Deciding I'd tortured the boys enough (and catching a glimpse of the clock on Tully's dresser), I grabbed Amory by the arm and dragged him to the door. "Come on, we're going to be late."
"But we have fifteen minutes before class starts!" he protested.
"We have to walk all the way to the arts quad!" I insisted. "Besides, I have short legs. You know that."
He sighed. "Fine. See you later, man," he called over his shoulder to his still-blushing roommate before shutting the door behind him. "Why'd you have to embarrass Tully like that?" he demanded as we headed for the stairs.
"Why'd you two have to embarrass me like that?" I retorted.
"Touché," he conceded. "Still, Evie, if you don't want stuff like that to happen, don't sing in the shower."

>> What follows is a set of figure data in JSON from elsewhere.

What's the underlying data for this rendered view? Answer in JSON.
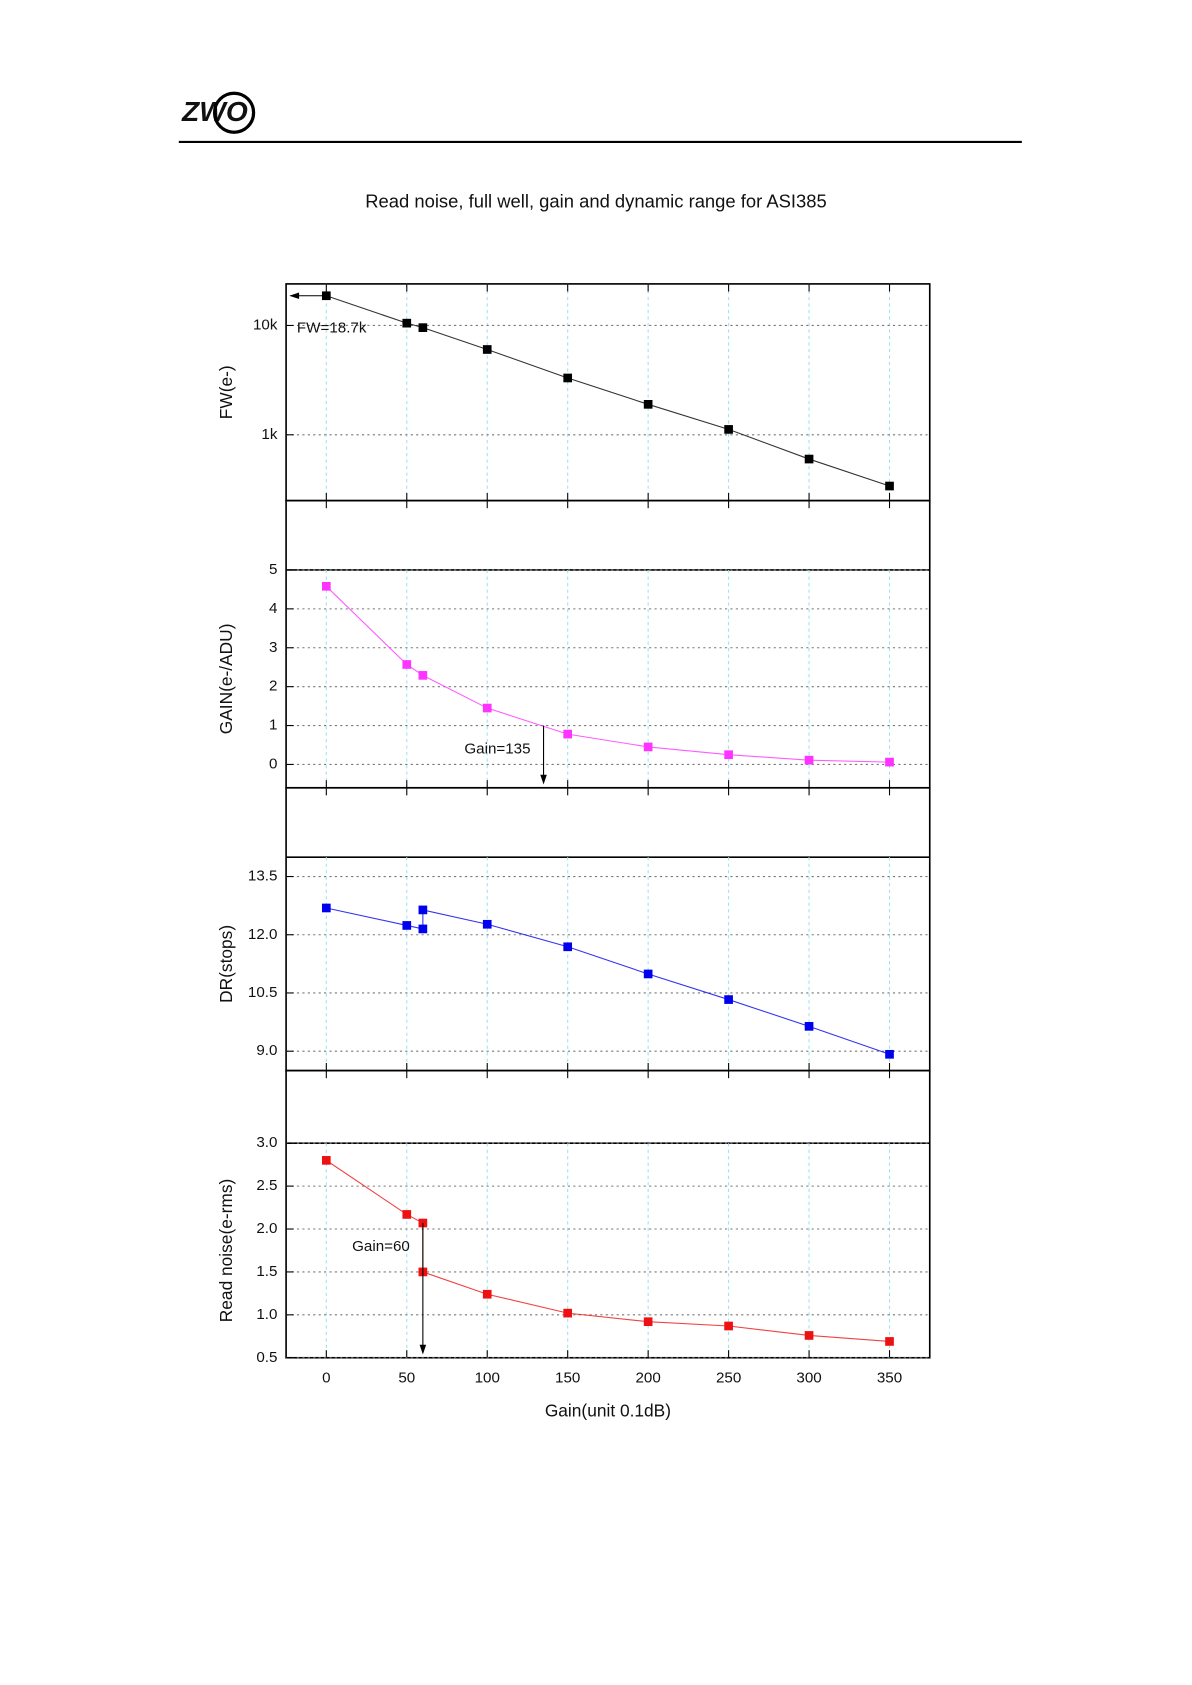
{
  "header": {
    "logo": "ZWO"
  },
  "chart_data": [
    {
      "type": "line",
      "title": "Read noise, full well, gain and dynamic range for ASI385",
      "ylabel": "FW(e-)",
      "log_y": true,
      "grid": true,
      "color": "#000000",
      "x": [
        0,
        50,
        60,
        100,
        150,
        200,
        250,
        300,
        350
      ],
      "values": [
        18700,
        10500,
        9550,
        6030,
        3310,
        1900,
        1120,
        600,
        340
      ],
      "xlim": [
        -25,
        375
      ],
      "xticks": [
        0,
        50,
        100,
        150,
        200,
        250,
        300,
        350
      ],
      "ylim": [
        250,
        24000
      ],
      "yticks": [
        {
          "value": 1000,
          "label": "1k"
        },
        {
          "value": 10000,
          "label": "10k"
        }
      ],
      "annotations": [
        {
          "text": "FW=18.7k"
        }
      ]
    },
    {
      "type": "line",
      "ylabel": "GAIN(e-/ADU)",
      "grid": true,
      "color": "#ff33ff",
      "x": [
        0,
        50,
        60,
        100,
        150,
        200,
        250,
        300,
        350
      ],
      "values": [
        4.58,
        2.57,
        2.29,
        1.45,
        0.78,
        0.45,
        0.25,
        0.11,
        0.06
      ],
      "xlim": [
        -25,
        375
      ],
      "xticks": [
        0,
        50,
        100,
        150,
        200,
        250,
        300,
        350
      ],
      "ylim": [
        -0.6,
        5
      ],
      "yticks": [
        0,
        1,
        2,
        3,
        4,
        5
      ],
      "annotations": [
        {
          "text": "Gain=135",
          "x": 135,
          "y": 1
        }
      ]
    },
    {
      "type": "line",
      "ylabel": "DR(stops)",
      "grid": true,
      "color": "#0000ee",
      "x": [
        0,
        50,
        60,
        60,
        100,
        150,
        200,
        250,
        300,
        350
      ],
      "values": [
        12.69,
        12.24,
        12.15,
        12.64,
        12.27,
        11.69,
        10.99,
        10.33,
        9.64,
        8.92
      ],
      "xlim": [
        -25,
        375
      ],
      "xticks": [
        0,
        50,
        100,
        150,
        200,
        250,
        300,
        350
      ],
      "ylim": [
        8.5,
        14.0
      ],
      "yticks": [
        {
          "value": 9,
          "label": "9.0"
        },
        10.5,
        {
          "value": 12,
          "label": "12.0"
        },
        13.5
      ]
    },
    {
      "type": "line",
      "ylabel": "Read noise(e-rms)",
      "xlabel": "Gain(unit 0.1dB)",
      "grid": true,
      "color": "#ee1111",
      "x": [
        0,
        50,
        60,
        60,
        100,
        150,
        200,
        250,
        300,
        350
      ],
      "values": [
        2.8,
        2.17,
        2.07,
        1.5,
        1.24,
        1.02,
        0.92,
        0.87,
        0.76,
        0.69
      ],
      "xlim": [
        -25,
        375
      ],
      "xticks": [
        0,
        50,
        100,
        150,
        200,
        250,
        300,
        350
      ],
      "ylim": [
        0.5,
        3.0
      ],
      "yticks": [
        0.5,
        {
          "value": 1,
          "label": "1.0"
        },
        1.5,
        {
          "value": 2,
          "label": "2.0"
        },
        2.5,
        {
          "value": 3,
          "label": "3.0"
        }
      ],
      "annotations": [
        {
          "text": "Gain=60",
          "x": 60,
          "y": 2.07
        }
      ]
    }
  ]
}
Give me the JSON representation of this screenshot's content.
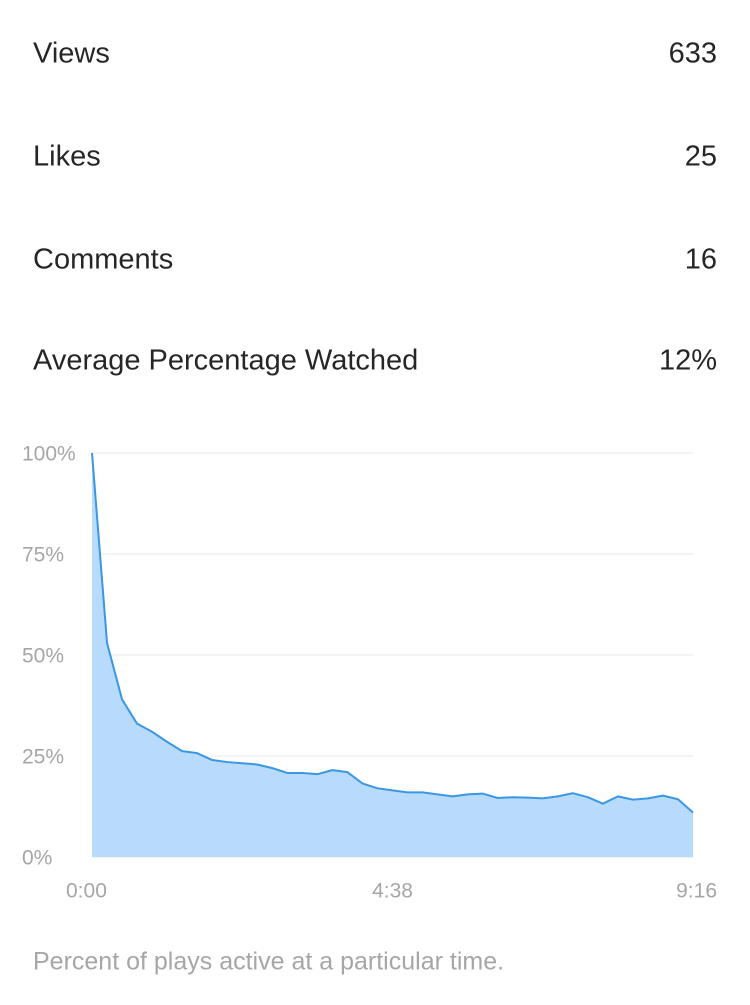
{
  "stats": [
    {
      "label": "Views",
      "value": "633"
    },
    {
      "label": "Likes",
      "value": "25"
    },
    {
      "label": "Comments",
      "value": "16"
    },
    {
      "label": "Average Percentage Watched",
      "value": "12%"
    }
  ],
  "chart_data": {
    "type": "area",
    "x": [
      0,
      13.9,
      27.8,
      41.7,
      55.6,
      69.5,
      83.4,
      97.3,
      111.2,
      125.1,
      139,
      152.9,
      166.8,
      180.7,
      194.6,
      208.5,
      222.4,
      236.3,
      250.2,
      264.1,
      278,
      291.9,
      305.8,
      319.7,
      333.6,
      347.5,
      361.4,
      375.3,
      389.2,
      403.1,
      417,
      430.9,
      444.8,
      458.7,
      472.6,
      486.5,
      500.4,
      514.3,
      528.2,
      542.1,
      556
    ],
    "values": [
      100,
      53,
      39,
      33,
      31,
      28.5,
      26.2,
      25.7,
      24,
      23.5,
      23.2,
      22.9,
      22,
      20.8,
      20.8,
      20.5,
      21.5,
      21,
      18.2,
      17,
      16.5,
      16,
      16,
      15.5,
      15,
      15.5,
      15.7,
      14.6,
      14.8,
      14.7,
      14.5,
      15,
      15.8,
      14.8,
      13.2,
      15,
      14.2,
      14.5,
      15.2,
      14.3,
      11
    ],
    "color": "#3b97e3",
    "fill": "#b8dbfb",
    "xlim": [
      0,
      556
    ],
    "xticks": [
      {
        "value": 0,
        "label": "0:00"
      },
      {
        "value": 278,
        "label": "4:38"
      },
      {
        "value": 556,
        "label": "9:16"
      }
    ],
    "ylim": [
      0,
      100
    ],
    "yticks": [
      {
        "value": 0,
        "label": "0%"
      },
      {
        "value": 25,
        "label": "25%"
      },
      {
        "value": 50,
        "label": "50%"
      },
      {
        "value": 75,
        "label": "75%"
      },
      {
        "value": 100,
        "label": "100%"
      }
    ],
    "grid": true,
    "caption": "Percent of plays active at a particular time."
  }
}
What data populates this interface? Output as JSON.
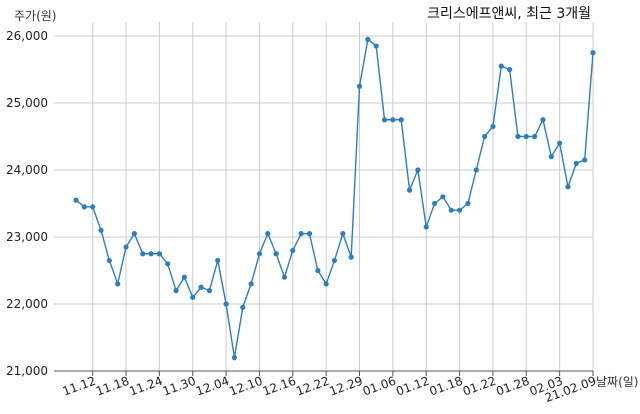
{
  "chart_data": {
    "type": "line",
    "title": "크리스에프앤씨, 최근 3개월",
    "ylabel": "주가(원)",
    "xlabel": "날짜(일)",
    "ylim": [
      21000,
      26200
    ],
    "y_ticks": [
      "21,000",
      "22,000",
      "23,000",
      "24,000",
      "25,000",
      "26,000"
    ],
    "y_tick_values": [
      21000,
      22000,
      23000,
      24000,
      25000,
      26000
    ],
    "x_tick_labels": [
      "11.12",
      "11.18",
      "11.24",
      "11.30",
      "12.04",
      "12.10",
      "12.16",
      "12.22",
      "12.29",
      "01.06",
      "01.12",
      "01.18",
      "01.22",
      "01.28",
      "02.03",
      "21.02.09"
    ],
    "x_tick_positions": [
      2,
      6,
      10,
      14,
      18,
      22,
      26,
      30,
      34,
      38,
      42,
      46,
      50,
      54,
      58,
      62
    ],
    "grid": true,
    "line_color": "#2e7ebc",
    "series": [
      {
        "values": [
          23550,
          23450,
          23450,
          23100,
          22650,
          22300,
          22850,
          23050,
          22750,
          22750,
          22750,
          22600,
          22200,
          22400,
          22100,
          22250,
          22200,
          22650,
          22000,
          21200,
          21950,
          22300,
          22750,
          23050,
          22750,
          22400,
          22800,
          23050,
          23050,
          22500,
          22300,
          22650,
          23050,
          22700,
          25250,
          25950,
          25850,
          24750,
          24750,
          24750,
          23700,
          24000,
          23150,
          23500,
          23600,
          23400,
          23400,
          23500,
          24000,
          24500,
          24650,
          25550,
          25500,
          24500,
          24500,
          24500,
          24750,
          24200,
          24400,
          23750,
          24100,
          24150,
          25750
        ]
      }
    ]
  }
}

I pouted. "I thought I was alone!"
"You're never alone," he whispered, giving me a really creepy look.
"Okay, that wasn't sketchy at all…"
We slipped into a comfortable silence as we descended the stairs and stepped out into the bright morning sunshine.
"You nervous?" he asked as we headed across Rawlings Green toward the main part of campus.
I attempted to appear nonchalant even though I was actually rather terrified. "What makes you think that?"
"You're messing with your class ring like you always do when you're freaking out about something," he replied, indicating my left hand, which was busy twisting the silver band on my right ring finger around in circles. "You did that during finals last year and wound up giving yourself a cut, remember?"
I blushed. "Oh, right."
"Stop being so stubborn, Evie. You can tell me if you're nervous."
"Alright, I am," I admitted as we reached the main road that led to the bridge across Fall Creek. "How about you?"